Check whether the email domain appears in ransomware victim lists.
| Requires key | No |
| Default | On |
| Scope | Domain-level signal |
| Status | Implemented |
This module is free, requires no API key, and skips free email providers. It correlates the target domain against ransomware victim lists sourced from ransomware.live and ransomlook.io.
Finding shape:
{
"platform": "RansomwareIntel",
"source": "ransomware_intel",
"signal_type": "ransomware_victim_domain",
"confidence": "medium",
"severity": "high",
"metadata": {
"domain": "example.com",
"group_name": "Example Gang",
"attack_date": "2025-01-01",
"note": "Domain-level victim signal"
}
}Module metadata:
{
"domain_checked": "example.com",
"victim_found": true,
"ransomware_group": "Example Gang",
"attack_date": "2025-01-01",
"is_free_provider": false
}Check if the email address appears in known data breaches via the HaveIBeenPwned v3 API.

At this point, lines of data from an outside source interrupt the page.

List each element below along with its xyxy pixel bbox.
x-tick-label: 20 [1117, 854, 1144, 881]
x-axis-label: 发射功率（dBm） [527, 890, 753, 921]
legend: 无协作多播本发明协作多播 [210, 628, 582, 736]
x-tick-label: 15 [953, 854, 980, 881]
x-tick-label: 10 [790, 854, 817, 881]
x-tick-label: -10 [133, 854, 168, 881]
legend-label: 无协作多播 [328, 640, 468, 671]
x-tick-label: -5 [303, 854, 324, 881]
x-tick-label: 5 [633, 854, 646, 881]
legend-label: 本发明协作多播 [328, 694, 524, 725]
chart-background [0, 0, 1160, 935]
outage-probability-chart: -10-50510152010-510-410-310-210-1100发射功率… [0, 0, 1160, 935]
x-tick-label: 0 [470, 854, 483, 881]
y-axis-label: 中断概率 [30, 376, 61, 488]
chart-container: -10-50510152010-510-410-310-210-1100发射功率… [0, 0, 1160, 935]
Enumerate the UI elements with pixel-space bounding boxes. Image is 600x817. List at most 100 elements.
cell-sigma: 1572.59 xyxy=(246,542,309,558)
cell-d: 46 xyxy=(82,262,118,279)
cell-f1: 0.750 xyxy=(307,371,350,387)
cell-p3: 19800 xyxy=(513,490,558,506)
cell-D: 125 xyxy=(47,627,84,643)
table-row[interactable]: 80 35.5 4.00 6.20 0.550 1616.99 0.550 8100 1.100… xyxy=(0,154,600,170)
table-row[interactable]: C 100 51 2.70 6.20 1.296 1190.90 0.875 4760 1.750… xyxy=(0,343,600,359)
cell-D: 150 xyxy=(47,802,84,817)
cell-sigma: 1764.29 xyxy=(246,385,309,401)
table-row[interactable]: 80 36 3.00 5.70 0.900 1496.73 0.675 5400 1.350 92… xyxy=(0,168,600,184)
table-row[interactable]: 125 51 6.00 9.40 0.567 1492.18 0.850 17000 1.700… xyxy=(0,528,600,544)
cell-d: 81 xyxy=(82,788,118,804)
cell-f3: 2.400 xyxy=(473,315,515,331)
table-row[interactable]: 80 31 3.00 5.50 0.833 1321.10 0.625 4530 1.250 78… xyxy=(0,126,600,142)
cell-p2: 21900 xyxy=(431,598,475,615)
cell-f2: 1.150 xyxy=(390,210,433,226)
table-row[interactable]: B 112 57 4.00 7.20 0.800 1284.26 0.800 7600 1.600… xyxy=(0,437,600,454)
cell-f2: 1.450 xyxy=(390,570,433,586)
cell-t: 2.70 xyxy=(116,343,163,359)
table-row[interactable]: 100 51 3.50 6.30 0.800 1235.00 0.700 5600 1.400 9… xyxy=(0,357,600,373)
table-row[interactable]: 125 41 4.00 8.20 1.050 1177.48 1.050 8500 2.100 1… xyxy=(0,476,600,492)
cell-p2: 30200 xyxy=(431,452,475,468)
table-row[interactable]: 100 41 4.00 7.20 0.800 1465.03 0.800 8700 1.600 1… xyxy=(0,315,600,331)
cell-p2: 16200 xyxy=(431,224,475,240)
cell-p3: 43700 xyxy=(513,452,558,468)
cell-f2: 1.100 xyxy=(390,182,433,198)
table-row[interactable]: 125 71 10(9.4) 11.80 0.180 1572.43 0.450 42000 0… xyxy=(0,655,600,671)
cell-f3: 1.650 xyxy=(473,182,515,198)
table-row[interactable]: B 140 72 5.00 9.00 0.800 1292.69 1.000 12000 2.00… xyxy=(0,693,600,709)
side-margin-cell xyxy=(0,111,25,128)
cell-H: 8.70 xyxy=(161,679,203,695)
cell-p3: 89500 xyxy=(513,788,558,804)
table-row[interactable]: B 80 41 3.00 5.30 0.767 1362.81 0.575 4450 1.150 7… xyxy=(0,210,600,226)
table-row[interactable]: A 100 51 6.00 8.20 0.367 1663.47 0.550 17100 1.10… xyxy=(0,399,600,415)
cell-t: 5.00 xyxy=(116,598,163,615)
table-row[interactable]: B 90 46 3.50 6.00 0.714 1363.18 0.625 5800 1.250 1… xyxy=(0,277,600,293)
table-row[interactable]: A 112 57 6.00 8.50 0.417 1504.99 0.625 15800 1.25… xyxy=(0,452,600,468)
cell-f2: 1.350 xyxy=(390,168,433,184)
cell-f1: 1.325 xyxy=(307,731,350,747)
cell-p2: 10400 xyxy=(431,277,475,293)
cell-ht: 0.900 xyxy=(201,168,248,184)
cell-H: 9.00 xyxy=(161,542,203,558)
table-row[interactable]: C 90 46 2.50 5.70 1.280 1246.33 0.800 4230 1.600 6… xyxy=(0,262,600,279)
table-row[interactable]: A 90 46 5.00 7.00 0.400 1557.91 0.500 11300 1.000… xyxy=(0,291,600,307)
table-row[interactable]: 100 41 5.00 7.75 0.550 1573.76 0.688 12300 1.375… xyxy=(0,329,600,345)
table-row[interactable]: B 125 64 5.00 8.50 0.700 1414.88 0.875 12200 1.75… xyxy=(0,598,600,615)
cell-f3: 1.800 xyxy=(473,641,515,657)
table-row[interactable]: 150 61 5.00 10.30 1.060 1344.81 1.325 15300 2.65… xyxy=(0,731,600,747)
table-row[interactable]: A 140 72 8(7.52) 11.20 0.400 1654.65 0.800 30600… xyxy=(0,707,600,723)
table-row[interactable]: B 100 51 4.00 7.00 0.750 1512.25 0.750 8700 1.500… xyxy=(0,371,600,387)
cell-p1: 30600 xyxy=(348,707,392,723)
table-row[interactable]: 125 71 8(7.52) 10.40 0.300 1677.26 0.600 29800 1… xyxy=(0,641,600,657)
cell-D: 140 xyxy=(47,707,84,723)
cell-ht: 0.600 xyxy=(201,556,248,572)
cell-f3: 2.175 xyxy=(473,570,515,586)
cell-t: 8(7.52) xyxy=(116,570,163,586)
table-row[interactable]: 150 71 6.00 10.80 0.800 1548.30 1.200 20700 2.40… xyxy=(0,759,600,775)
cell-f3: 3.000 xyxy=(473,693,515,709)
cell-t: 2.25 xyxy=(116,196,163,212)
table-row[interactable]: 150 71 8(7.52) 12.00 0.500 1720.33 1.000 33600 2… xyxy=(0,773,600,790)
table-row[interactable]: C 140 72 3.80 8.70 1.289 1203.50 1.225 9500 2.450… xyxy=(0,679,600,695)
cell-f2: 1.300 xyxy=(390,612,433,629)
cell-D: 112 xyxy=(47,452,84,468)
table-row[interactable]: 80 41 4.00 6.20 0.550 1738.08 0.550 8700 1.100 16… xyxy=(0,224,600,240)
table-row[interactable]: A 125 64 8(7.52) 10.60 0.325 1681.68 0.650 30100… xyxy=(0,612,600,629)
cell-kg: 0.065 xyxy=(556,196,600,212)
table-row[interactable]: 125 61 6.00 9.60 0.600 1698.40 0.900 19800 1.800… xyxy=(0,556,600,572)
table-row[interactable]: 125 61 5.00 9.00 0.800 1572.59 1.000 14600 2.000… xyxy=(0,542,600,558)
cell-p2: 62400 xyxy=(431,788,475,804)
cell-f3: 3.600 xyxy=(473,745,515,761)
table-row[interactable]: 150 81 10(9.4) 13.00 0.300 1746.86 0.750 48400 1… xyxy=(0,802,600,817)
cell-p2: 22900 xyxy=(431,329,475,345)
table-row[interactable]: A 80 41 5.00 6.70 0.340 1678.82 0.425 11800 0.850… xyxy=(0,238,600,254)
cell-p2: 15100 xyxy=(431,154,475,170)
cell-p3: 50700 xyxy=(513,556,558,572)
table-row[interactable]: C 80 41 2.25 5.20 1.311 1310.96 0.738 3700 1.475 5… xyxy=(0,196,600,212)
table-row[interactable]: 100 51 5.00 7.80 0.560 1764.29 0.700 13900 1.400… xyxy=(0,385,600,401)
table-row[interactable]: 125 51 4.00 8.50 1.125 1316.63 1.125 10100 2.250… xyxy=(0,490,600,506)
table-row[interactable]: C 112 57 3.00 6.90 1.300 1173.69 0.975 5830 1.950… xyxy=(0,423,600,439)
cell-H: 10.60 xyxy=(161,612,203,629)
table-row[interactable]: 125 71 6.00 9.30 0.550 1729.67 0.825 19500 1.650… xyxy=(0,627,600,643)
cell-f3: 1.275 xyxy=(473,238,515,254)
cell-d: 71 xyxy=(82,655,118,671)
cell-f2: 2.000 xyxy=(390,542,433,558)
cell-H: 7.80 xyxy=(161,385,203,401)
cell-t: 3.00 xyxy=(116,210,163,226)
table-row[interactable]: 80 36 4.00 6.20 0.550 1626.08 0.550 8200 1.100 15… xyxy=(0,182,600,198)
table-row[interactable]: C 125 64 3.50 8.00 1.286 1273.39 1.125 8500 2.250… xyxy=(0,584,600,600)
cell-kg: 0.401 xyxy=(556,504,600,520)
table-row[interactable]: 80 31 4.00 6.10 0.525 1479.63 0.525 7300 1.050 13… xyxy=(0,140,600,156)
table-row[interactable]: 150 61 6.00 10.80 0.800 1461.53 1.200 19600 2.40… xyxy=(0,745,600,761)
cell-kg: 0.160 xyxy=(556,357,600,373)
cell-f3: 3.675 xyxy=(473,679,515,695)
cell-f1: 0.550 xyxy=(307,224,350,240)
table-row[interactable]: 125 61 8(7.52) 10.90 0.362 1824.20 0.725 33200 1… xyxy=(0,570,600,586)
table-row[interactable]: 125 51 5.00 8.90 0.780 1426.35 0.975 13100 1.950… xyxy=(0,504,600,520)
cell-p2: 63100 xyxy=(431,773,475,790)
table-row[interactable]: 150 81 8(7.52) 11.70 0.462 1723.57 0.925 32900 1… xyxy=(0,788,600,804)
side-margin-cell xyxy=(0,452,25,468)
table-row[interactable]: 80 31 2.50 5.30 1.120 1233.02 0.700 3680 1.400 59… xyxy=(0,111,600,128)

| Requires key | Yes — HIBP_API_KEY |
| Status | Implemented |
Findings schema (one per breach):
{
"platform": "HaveIBeenPwned",
"url": "https://haveibeenpwned.com/PwnedWebsites#Adobe",
"metadata": {
"name": "Adobe",
"domain": "adobe.com",
"breach_date": "2013-10-04",
"description": "...",
"data_classes": ["Email addresses", "Passwords"],
"is_sensitive": false,
"is_verified": true,
"pwn_count": 152445165,
"severity": "critical"
},
"confidence": "high"
}Severity is derived from data_classes: critical if passwords or financial data are present, high if phone numbers or addresses, medium otherwise.
Module metadata:
{
"total_breaches": 3,
"breach_dates": "2013-10-04 to 2023-01-01",
"most_critical_breach": "Adobe",
"all_data_classes": ["Email addresses", "Passwords"]
}Query EmailRep.io for a reputation score, risk flags, and linked profiles.
| Requires key | No (a key raises the rate limit — set EMAILREP_API_KEY if querying at volume) |
| Status | Implemented |
Findings schema (one finding per investigation):
{
"platform": "emailrep",
"confidence": "high",
"severity": "high",
"metadata": {
"reputation": "high",
"suspicious": false,
"references": 12,
"blacklisted": false,
"malicious_activity": false,
"credentials_leaked": true,
"data_breach": true,
"last_seen": "2024-01-15",
"spam": false,
"free_provider": true,
"disposable": false,
"profiles": ["twitter", "linkedin"]
}
}Look up Gravatar and Libravatar profiles linked to the email address.
| Requires key | No |
| Status | Implemented |
The email is hashed with MD5 (Gravatar standard). If a profile exists, the finding includes the display name, thumbnail URL, and any linked third-party accounts the user has added to their Gravatar profile.
Findings schema:
{
"platform": "Gravatar",
"url": "https://www.gravatar.com/abc123",
"metadata": {
"display_name": "Jane Doe",
"thumbnail_url": "https://www.gravatar.com/avatar/abc123",
"profile_url": "https://www.gravatar.com/abc123",
"accounts": [...],
"location": "San Francisco",
"verified_accounts": [...]
},
"confidence": "high"
}A Libravatar finding (confidence low) is added if an avatar is hosted there.
Run Google dork queries via SerpAPI to surface public mentions of the email address.
| Requires key | Yes — SERPAPI_KEY |
| Status | Implemented |
Runs 5 dork templates concurrently:
site:linkedin.com "{email}"site:github.com "{email}""{email}" site:pastebin.com"{email}" filetype:pdf OR filetype:csv OR filetype:xlsxintext:"{email}" -site:linkedin.com -site:github.com
Up to 5 results per dork are returned as findings with platform inferred from the URL.
Module metadata:
{
"total_results_found": 8,
"dorks_run": 5,
"dorks_with_hits": 3
}Post-primary module that dorks for other email addresses owned by the same person, using real names recovered by GHunt, Gravatar, WHOIS, breach metadata, social findings, or EmailRep.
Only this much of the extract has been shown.